Türkler Avrupa'dan atılmalıdır. ABD'li senatör Lodge'ın dediği gibi İstanbul Türklerden tamamen alınmalı, bir veba tohumu olan savaşların yaratıcısı, komşuları için bir aşağılanma olan Türkler Avrupa'dan silinmelidir…2

İngiliz Dışişleri Bakanı Lord Kitchener Balkan Savaşları'nın sonucu karşısındaki memnuniyetini "Türklerin çöküşü tamamlanmış görünüyor" sözüyle ifade etmişti.3

Darwin'in "Avrupalı ırklar olarak bilinen medeni ırklar, yaşam mücadelesinde Türk barbarlığına karşı galip gelmişlerdir. Dünyanın çok da uzak olmayan bir geleceğine baktığımda, bu tür aşağı ırkların çoğunun medenileşmiş yüksek ırklar tarafından yok edileceğini görüyorum" şeklindeki sözleri, işte tam bu emperyalist sürecin başlarına denk geliyordu. Darwin bu sözleri 1881 yılında, yani İngiltere'nin Mısır işgali sırasında söylemişti. Anlaşılan Victoria İngilteresi'nin stratejistleri, ona, Mısır işgali ile başlayan sürecin "Türkleri yok etme" ile sonuçlanacağını haber vermişler ve bu plana bilimsel bir destek bulmasını istemişlerdi.
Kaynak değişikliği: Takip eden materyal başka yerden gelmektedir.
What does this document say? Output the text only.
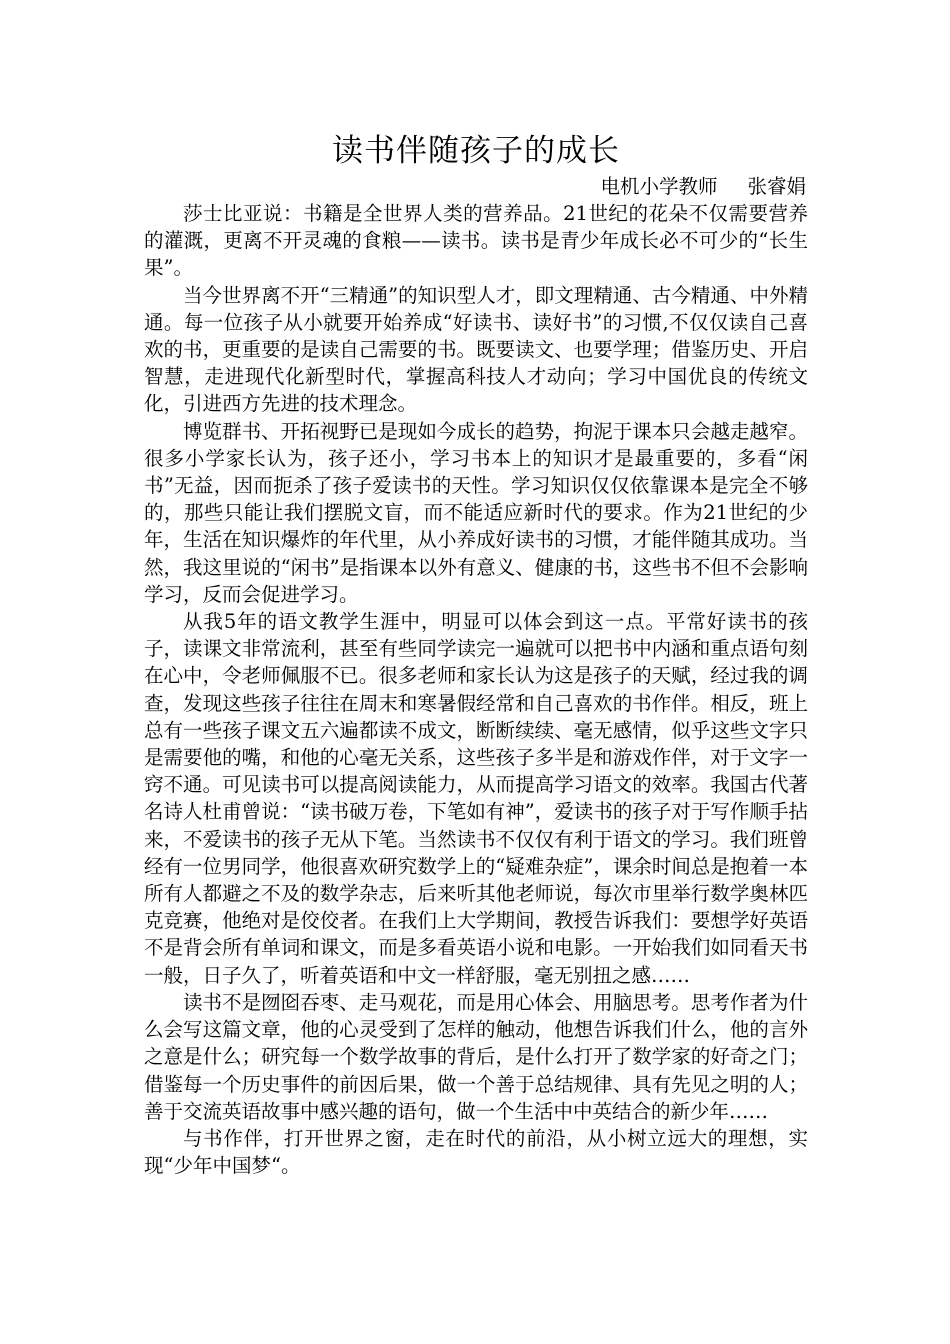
读书伴随孩子的成长

电机小学教师 张睿娟

莎士比亚说：书籍是全世界人类的营养品。21世纪的花朵不仅需要营养的灌溉，更离不开灵魂的食粮——读书。读书是青少年成长必不可少的“长生果”。

当今世界离不开“三精通”的知识型人才，即文理精通、古今精通、中外精通。每一位孩子从小就要开始养成“好读书、读好书”的习惯,不仅仅读自己喜欢的书，更重要的是读自己需要的书。既要读文、也要学理；借鉴历史、开启智慧，走进现代化新型时代，掌握高科技人才动向；学习中国优良的传统文化，引进西方先进的技术理念。

博览群书、开拓视野已是现如今成长的趋势，拘泥于课本只会越走越窄。很多小学家长认为，孩子还小，学习书本上的知识才是最重要的，多看“闲书”无益，因而扼杀了孩子爱读书的天性。学习知识仅仅依靠课本是完全不够的，那些只能让我们摆脱文盲，而不能适应新时代的要求。作为21世纪的少年，生活在知识爆炸的年代里，从小养成好读书的习惯，才能伴随其成功。当然，我这里说的“闲书”是指课本以外有意义、健康的书，这些书不但不会影响学习，反而会促进学习。

从我5年的语文教学生涯中，明显可以体会到这一点。平常好读书的孩子，读课文非常流利，甚至有些同学读完一遍就可以把书中内涵和重点语句刻在心中，令老师佩服不已。很多老师和家长认为这是孩子的天赋，经过我的调查，发现这些孩子往往在周末和寒暑假经常和自己喜欢的书作伴。相反，班上总有一些孩子课文五六遍都读不成文，断断续续、毫无感情，似乎这些文字只是需要他的嘴，和他的心毫无关系，这些孩子多半是和游戏作伴，对于文字一窍不通。可见读书可以提高阅读能力，从而提高学习语文的效率。我国古代著名诗人杜甫曾说：“读书破万卷，下笔如有神”，爱读书的孩子对于写作顺手拈来，不爱读书的孩子无从下笔。当然读书不仅仅有利于语文的学习。我们班曾经有一位男同学，他很喜欢研究数学上的“疑难杂症”，课余时间总是抱着一本所有人都避之不及的数学杂志，后来听其他老师说，每次市里举行数学奥林匹克竞赛，他绝对是佼佼者。在我们上大学期间，教授告诉我们：要想学好英语不是背会所有单词和课文，而是多看英语小说和电影。一开始我们如同看天书一般，日子久了，听着英语和中文一样舒服，毫无别扭之感……

读书不是囫囵吞枣、走马观花，而是用心体会、用脑思考。思考作者为什么会写这篇文章，他的心灵受到了怎样的触动，他想告诉我们什么，他的言外之意是什么；研究每一个数学故事的背后，是什么打开了数学家的好奇之门；借鉴每一个历史事件的前因后果，做一个善于总结规律、具有先见之明的人；善于交流英语故事中感兴趣的语句，做一个生活中中英结合的新少年……

与书作伴，打开世界之窗，走在时代的前沿，从小树立远大的理想，实现“少年中国梦“。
Darwin, "yaşam mücadelesi", "ırklar arasındaki doğal seçme" gibi sözde bilimsel kavramlarla işte bu "Türkleri yok etme" hedefine zemin hazırlamaya çalıştı.

Sevr'i Hortlatma Düşüncesi

Oysa bildiğimiz gibi bu hedef amacına ulaşamadı. İngiliz-Fransız ittifakının, yanlarına Yunanlılar gibi küçük unsurları da katarak uyguladıkları "Türkleri yok etme" planı, Sevr Anlaşması ile uygulamaya kondu, ama gerçekleşmedi. Türk Milleti, varını yoğunu ortaya koyarak, bu plana karşı kahramanca direndi, Milli Mücadele'yi organize etti ve kazandı.

Ancak yine bilindiği gibi, "Türkleri yok etme"ye yönelik bu emperyalist plan, hiç bir zaman da rafa kaldırılmadı. Birtakım Batılı çevreler "Sevr'i diriltme" heveslerinden asla vazgeçmediler. Bugün de hala bir kısmı bu hedefin peşinde koşuyorlar, bölücü teröre kanat gererek, Türkiye'nin milli ve manevi değerlerini hedef alarak Sevr'i diriltme planlarını yaşatıyorlar.

İlginç olan ise, Darwinizm'in hala bu planda önemli bir yer tutması. Darwinizm bundan 130 yıl önce, "Türkleri yok etme" planına, "Türk milleti aşağı ırktır" gibi bir iddia ortaya atarak destek vermişti. Şimdi ise, Türk Milleti'ni, onu ayakta tutan milli ve manevi değerlerden koparmayı hedefleyen materyalist felsefeyi destekleyerek hedef alıyor. Müslüman Türk Milleti'ne ateizm ve materyalizm gibi batıl inanışları aşılamaya çalışarak, "Türkleri yok etme" planına bir başka açıdan destek veriyor.

İşin en garip yönü ise, bazı Türk bilimadamlarının da büyük bir gaflet içinde bu teoriye sahip çıkmaları. Bu bilimadamları, bilimsel hiç bir dayanağı olmadığını bildikleri Darwinizm'i ısrarla savunarak,gerçekte büyük bir tarihsel vebal yükleniyorlar.